I asked, "What the devil are you doing?"
"Making a table."
"Why?"
"For a dinner party. This's the only room that's big enough."
"Dinner party? What dinner party?"
I invited several friends in for the evening.
"You invited several friends? Without bothering to consult your landlord?" Or even bothering to invite him? "I want to talk about my friends. You had a couple of hours to burgle brains. What did you learn? Give!"
Nothing of significance which you do not already know.
He seemed unusually reticent. That suggested his ego was involved. Which meant his productivity had disappointed him. "You didn't get anything? What were you doing? Helping Trail and Storey suck down the beer?"
Dean brought two more chairs. I hadn't seen them before. He must've borrowed them somewhere. He reported, "Both Mr. Weiders send their regrets but Mr. Gilbey will attend. Miss Alyx and Miss Giorgi will accompany him."
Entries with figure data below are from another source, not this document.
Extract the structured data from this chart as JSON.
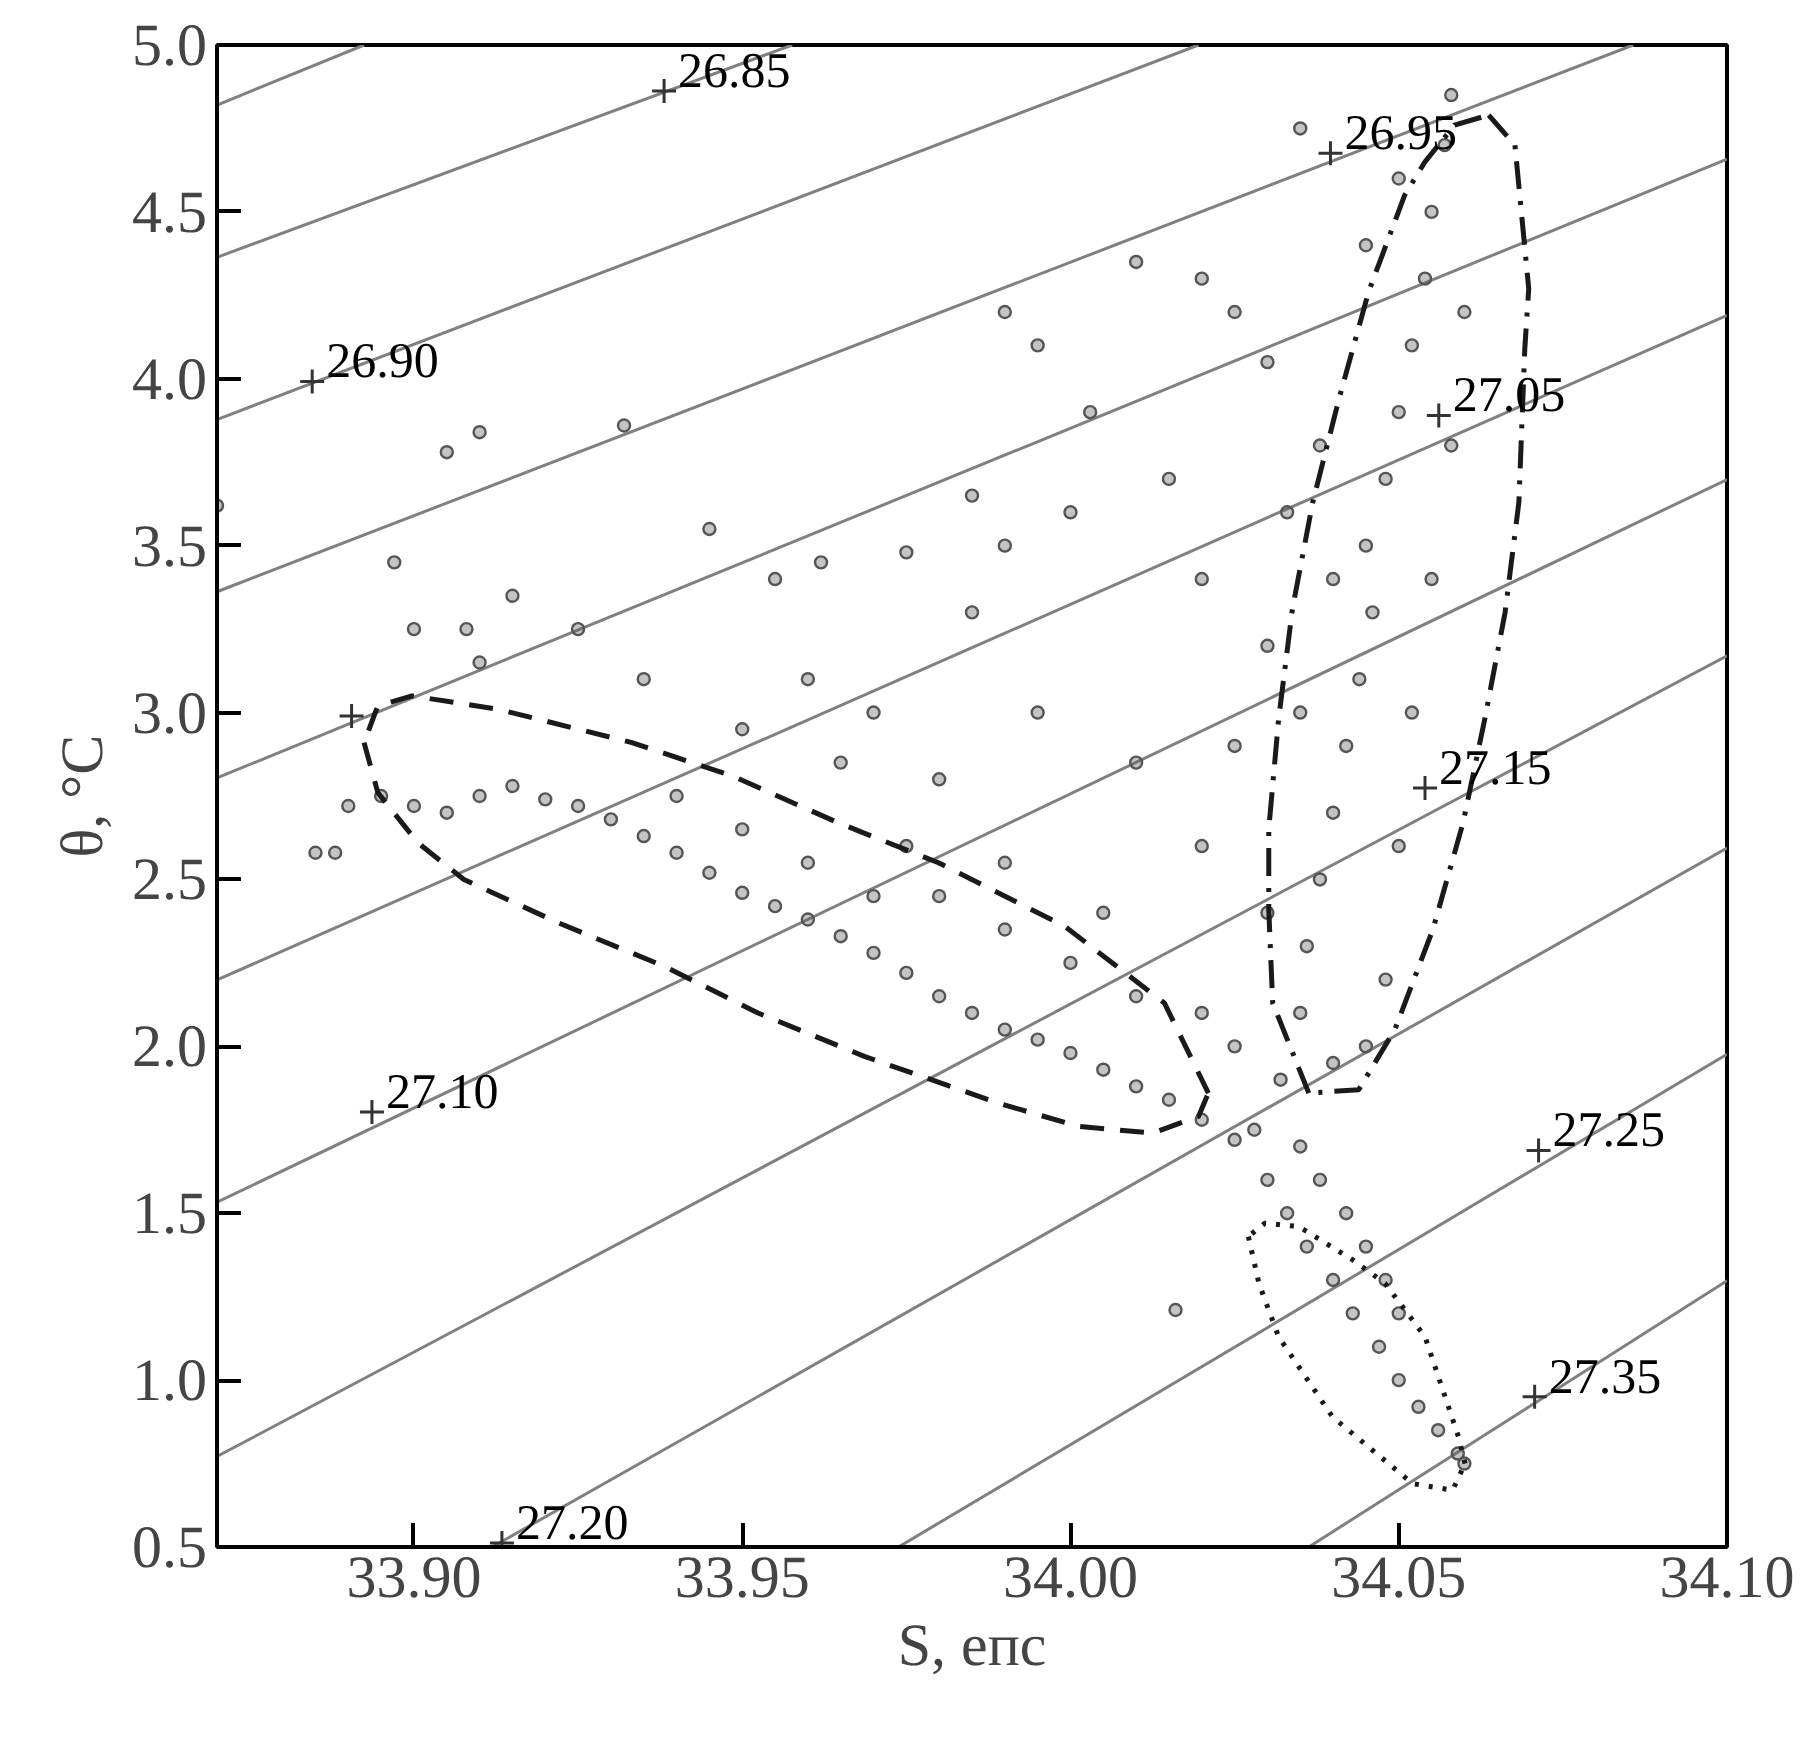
{
  "chart_data": {
    "type": "scatter",
    "xlabel": "S, епс",
    "ylabel": "θ, °C",
    "marker": "circle",
    "xlim": [
      33.87,
      34.1
    ],
    "ylim": [
      0.5,
      5.0
    ],
    "xticks": [
      {
        "value": 33.9,
        "label": "33.90"
      },
      {
        "value": 33.95,
        "label": "33.95"
      },
      {
        "value": 34.0,
        "label": "34.00"
      },
      {
        "value": 34.05,
        "label": "34.05"
      },
      {
        "value": 34.1,
        "label": "34.10"
      }
    ],
    "yticks": [
      {
        "value": 0.5,
        "label": "0.5"
      },
      {
        "value": 1.0,
        "label": "1.0"
      },
      {
        "value": 1.5,
        "label": "1.5"
      },
      {
        "value": 2.0,
        "label": "2.0"
      },
      {
        "value": 2.5,
        "label": "2.5"
      },
      {
        "value": 3.0,
        "label": "3.0"
      },
      {
        "value": 3.5,
        "label": "3.5"
      },
      {
        "value": 4.0,
        "label": "4.0"
      },
      {
        "value": 4.5,
        "label": "4.5"
      },
      {
        "value": 5.0,
        "label": "5.0"
      }
    ],
    "series": [
      {
        "type": "line",
        "marker": "none",
        "color": "#808080",
        "x": [
          33.87,
          33.8924
        ],
        "values": [
          4.82,
          5.0
        ]
      },
      {
        "type": "line",
        "marker": "none",
        "color": "#808080",
        "x": [
          33.87,
          33.9576
        ],
        "values": [
          4.364,
          5.0
        ]
      },
      {
        "type": "line",
        "marker": "none",
        "color": "#808080",
        "x": [
          33.87,
          34.0195
        ],
        "values": [
          3.878,
          5.0
        ]
      },
      {
        "type": "line",
        "marker": "none",
        "color": "#808080",
        "x": [
          33.87,
          34.0857
        ],
        "values": [
          3.362,
          5.0
        ]
      },
      {
        "type": "line",
        "marker": "none",
        "color": "#808080",
        "x": [
          33.87,
          34.1
        ],
        "values": [
          2.804,
          4.658
        ]
      },
      {
        "type": "line",
        "marker": "none",
        "color": "#808080",
        "x": [
          33.87,
          34.1
        ],
        "values": [
          2.199,
          4.19
        ]
      },
      {
        "type": "line",
        "marker": "none",
        "color": "#808080",
        "x": [
          33.87,
          34.1
        ],
        "values": [
          1.533,
          3.698
        ]
      },
      {
        "type": "line",
        "marker": "none",
        "color": "#808080",
        "x": [
          33.87,
          34.1
        ],
        "values": [
          0.771,
          3.17
        ]
      },
      {
        "type": "line",
        "marker": "none",
        "color": "#808080",
        "x": [
          33.9119,
          34.1
        ],
        "values": [
          0.5,
          2.594
        ]
      },
      {
        "type": "line",
        "marker": "none",
        "color": "#808080",
        "x": [
          33.9738,
          34.1
        ],
        "values": [
          0.5,
          1.976
        ]
      },
      {
        "type": "line",
        "marker": "none",
        "color": "#808080",
        "x": [
          34.0363,
          34.1
        ],
        "values": [
          0.5,
          1.298
        ]
      },
      {
        "color": "#555555",
        "x": [
          33.885,
          33.888,
          33.89,
          33.895,
          33.9,
          33.905,
          33.91,
          33.915,
          33.92,
          33.925,
          33.93,
          33.935,
          33.94,
          33.945,
          33.95,
          33.955,
          33.96,
          33.965,
          33.97,
          33.975,
          33.98,
          33.985,
          33.99,
          33.995,
          34.0,
          34.005,
          34.01,
          34.015,
          34.02,
          34.025,
          33.94,
          33.95,
          33.96,
          33.97,
          33.98,
          33.99,
          34.0,
          34.01,
          34.02,
          34.025,
          33.975,
          33.99,
          34.005,
          34.03,
          34.033,
          34.036,
          34.04,
          34.043,
          34.047,
          34.05,
          34.053,
          34.056,
          34.059,
          34.06,
          34.035,
          34.038,
          34.042,
          34.045,
          34.048,
          34.05,
          34.028,
          34.016,
          34.032,
          34.035,
          34.036,
          34.038,
          34.04,
          34.042,
          34.044,
          34.046,
          34.045,
          34.048,
          34.05,
          34.052,
          34.054,
          34.055,
          34.057,
          34.058,
          34.05,
          34.045,
          34.06,
          34.058,
          34.055,
          34.052,
          34.05,
          34.048,
          34.045,
          34.04,
          34.04,
          34.038,
          34.035,
          34.03,
          33.87,
          33.897,
          33.9,
          33.908,
          33.91,
          33.915,
          33.905,
          33.91,
          33.932,
          33.925,
          33.935,
          33.945,
          33.955,
          33.962,
          33.96,
          33.97,
          33.975,
          33.985,
          33.99,
          33.985,
          33.99,
          33.995,
          34.003,
          34.01,
          34.02,
          34.025,
          34.03,
          34.0,
          34.015,
          34.02,
          34.03,
          33.995,
          33.98,
          34.01,
          34.02,
          33.965,
          33.95,
          34.035,
          34.033,
          34.025
        ],
        "values": [
          2.58,
          2.58,
          2.72,
          2.75,
          2.72,
          2.7,
          2.75,
          2.78,
          2.74,
          2.72,
          2.68,
          2.63,
          2.58,
          2.52,
          2.46,
          2.42,
          2.38,
          2.33,
          2.28,
          2.22,
          2.15,
          2.1,
          2.05,
          2.02,
          1.98,
          1.93,
          1.88,
          1.84,
          1.78,
          1.72,
          2.75,
          2.65,
          2.55,
          2.45,
          2.45,
          2.35,
          2.25,
          2.15,
          2.1,
          2.0,
          2.6,
          2.55,
          2.4,
          1.6,
          1.5,
          1.4,
          1.3,
          1.2,
          1.1,
          1.0,
          0.92,
          0.85,
          0.78,
          0.75,
          1.7,
          1.6,
          1.5,
          1.4,
          1.3,
          1.2,
          1.75,
          1.21,
          1.9,
          2.1,
          2.3,
          2.5,
          2.7,
          2.9,
          3.1,
          3.3,
          3.5,
          3.7,
          3.9,
          4.1,
          4.3,
          4.5,
          4.7,
          4.85,
          4.6,
          4.4,
          4.2,
          3.8,
          3.4,
          3.0,
          2.6,
          2.2,
          2.0,
          1.95,
          3.4,
          3.8,
          3.0,
          2.4,
          3.62,
          3.45,
          3.25,
          3.25,
          3.15,
          3.35,
          3.78,
          3.84,
          3.86,
          3.25,
          3.1,
          3.55,
          3.4,
          3.45,
          3.1,
          3.0,
          3.48,
          3.3,
          3.5,
          3.65,
          4.2,
          4.1,
          3.9,
          4.35,
          4.3,
          4.2,
          4.05,
          3.6,
          3.7,
          3.4,
          3.2,
          3.0,
          2.8,
          2.85,
          2.6,
          2.85,
          2.95,
          4.75,
          3.6,
          2.9
        ]
      },
      {
        "type": "scatter",
        "marker": "cross",
        "color": "#333333",
        "x": [
          33.9381,
          33.8845,
          34.0396,
          33.8905,
          34.0561,
          34.054,
          33.8936,
          33.9134,
          34.0713,
          34.0707
        ],
        "values": [
          4.862,
          3.992,
          4.676,
          2.99,
          3.89,
          2.774,
          1.803,
          0.512,
          1.688,
          0.95
        ]
      },
      {
        "type": "line",
        "marker": "none",
        "line_style": "dashed",
        "color": "#1a1a1a",
        "x": [
          34.021,
          34.0143,
          33.9991,
          33.9799,
          33.9646,
          33.9485,
          33.9332,
          33.9128,
          33.8997,
          33.8945,
          33.8924
        ],
        "values": [
          1.86,
          2.13,
          2.36,
          2.55,
          2.67,
          2.81,
          2.91,
          3.01,
          3.05,
          3.02,
          2.91
        ]
      },
      {
        "type": "line",
        "marker": "none",
        "line_style": "dashed",
        "color": "#1a1a1a",
        "x": [
          33.8924,
          33.8945,
          33.9006,
          33.9076,
          33.922,
          33.9381,
          33.9524,
          33.9686,
          33.989,
          34.0012,
          34.0125,
          34.0195,
          34.021
        ],
        "values": [
          2.91,
          2.76,
          2.61,
          2.5,
          2.37,
          2.24,
          2.1,
          1.97,
          1.83,
          1.76,
          1.74,
          1.79,
          1.86
        ]
      },
      {
        "type": "line",
        "marker": "none",
        "line_style": "dashdot",
        "color": "#1a1a1a",
        "x": [
          34.0637,
          34.0677,
          34.0698,
          34.0692,
          34.0683,
          34.0662,
          34.0631,
          34.0598,
          34.0552,
          34.0494,
          34.0439,
          34.0363
        ],
        "values": [
          4.79,
          4.7,
          4.27,
          4.09,
          3.63,
          3.3,
          2.98,
          2.67,
          2.35,
          2.05,
          1.87,
          1.86
        ]
      },
      {
        "type": "line",
        "marker": "none",
        "line_style": "dashdot",
        "color": "#1a1a1a",
        "x": [
          34.0363,
          34.0308,
          34.0302,
          34.0302,
          34.0317,
          34.0338,
          34.0369,
          34.0409,
          34.0454,
          34.0509,
          34.054,
          34.0585,
          34.0637
        ],
        "values": [
          1.86,
          2.13,
          2.41,
          2.65,
          2.98,
          3.31,
          3.63,
          3.94,
          4.26,
          4.55,
          4.65,
          4.76,
          4.79
        ]
      },
      {
        "type": "line",
        "marker": "none",
        "line_style": "dotted",
        "color": "#1a1a1a",
        "x": [
          34.0271,
          34.0287,
          34.0317,
          34.0399,
          34.0521,
          34.0582,
          34.0601
        ],
        "values": [
          1.43,
          1.29,
          1.13,
          0.89,
          0.69,
          0.67,
          0.75
        ]
      },
      {
        "type": "line",
        "marker": "none",
        "line_style": "dotted",
        "color": "#1a1a1a",
        "x": [
          34.0601,
          34.0591,
          34.054,
          34.0479,
          34.043,
          34.0348,
          34.0296,
          34.0271
        ],
        "values": [
          0.75,
          0.83,
          1.13,
          1.29,
          1.36,
          1.46,
          1.47,
          1.43
        ]
      }
    ],
    "annotations": [
      {
        "text": "26.85",
        "x": 33.9381,
        "y": 4.862
      },
      {
        "text": "26.90",
        "x": 33.8845,
        "y": 3.992
      },
      {
        "text": "26.95",
        "x": 34.0396,
        "y": 4.676
      },
      {
        "text": "27.05",
        "x": 34.0561,
        "y": 3.89
      },
      {
        "text": "27.15",
        "x": 34.054,
        "y": 2.774
      },
      {
        "text": "27.10",
        "x": 33.8936,
        "y": 1.803
      },
      {
        "text": "27.20",
        "x": 33.9134,
        "y": 0.512
      },
      {
        "text": "27.25",
        "x": 34.0713,
        "y": 1.688
      },
      {
        "text": "27.35",
        "x": 34.0707,
        "y": 0.95
      }
    ]
  }
}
The proximity of the stormwarden made extreme caution necessary. And a great deal of attention had to be invested in tracking and, in time, controlling Glory Mooncalled. Likewise, the parrot. I had little attention left for mental espionage. He wasn't usually so defensive. His testiness was a clue to his mental state. He couldn't brag about his efforts that night. Which suggested he had done very little that I might find useful. Normally, he can discover something self-aggrandizing in almost anything.
"But you already gave me enough to wreck the stormwarden and cripple The Call. So what was going on inside North English's head? Did he put Tama up to running the Wolves?"